Sara Kennedy, the new head of Planned Parenthood Columbia Willamette, and Amy Handler, who oversees Planned Parenthood Southwestern Oregon, sent a letter last week to Planned Parenthood Advocacy of Oregon, the lobbying group that engages in political campaigns on the affiliates’ behalf, saying they planned to dissolve it, OPB reported.
In their letter, they said they wanted to focus more on “health care and advocating for the needs of the Planned Parenthood affiliates and their patients.”
“We are not dissolving our commitment to advocacy in Oregon,” they wrote. “Instead, we want to realign Planned Parenthood’s advocacy with our critical mission of delivering quality, equitable, and accessible sexual and reproductive health care.”

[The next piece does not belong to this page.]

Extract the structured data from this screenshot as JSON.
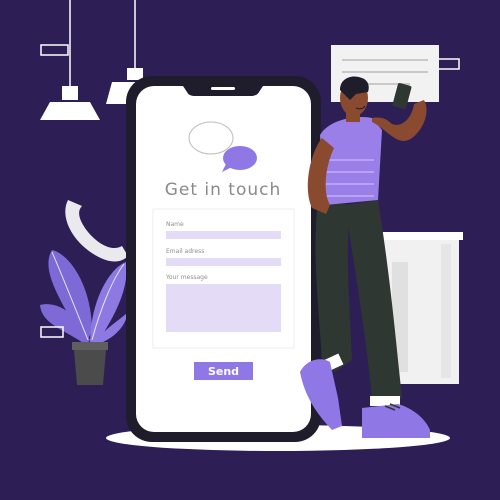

The affiliates also plan to focus more on reimbursement rates for providers to help them keep their doors open, spokesperson Kristi Scdoris said.
Oregon’s two Planned Parenthood affiliates provide reproductive health care, including abortion access. They don’t engage in political lobbying or campaigns, but they do fund the full budget, apart from grants, of the political advocacy arm, sending it over $700,000 every year, according to Scdoris.
Planned Parenthood Columbia Willamette, which operates clinics in the Portland metro area and elsewhere in the state, earns about $36 million in annual revenue, with total expenses around $31 million, according to its 2022-23 financial impact report.
OPB reported that board members of Planned Parenthood Advocacy of Oregon, the advocacy arm, responded in their own letter, saying they’re concerned about being unable to meaningfully impact political campaigns in a major election year.
“And now, at what is potentially the most critical time for abortion rights that this country has ever seen, this short-sighted plan to force dissolution over a matter of days would leave Oregon, formerly a national leader in this space, with zero abortion rights advocacy organizations,” they wrote.
The letter mentions the group’s role in advocating for the passage of a 2017 state law that codified the right to have an abortion, and its work opposing a 2018 ballot measure that would have prohibited public funds from being spent on abortions in many cases, according to OPB.
Oregon’s U.S. Rep. Val Hoyle said she signed on to a letter along with 100 other people urging the two leaders to reconsider, OPB reported.
“Why the leadership of the two Planned Parenthood health care clinics decided to eliminate the advocacy arm of Planned Parenthood in Oregon without any process, any partnership or any transparency five months before the most consequential election of our lifetime when reproductive health care is on the ballot is baffling to me,” Hoyle said.
OPB reported that neither Kennedy nor Handler returned its calls for comment.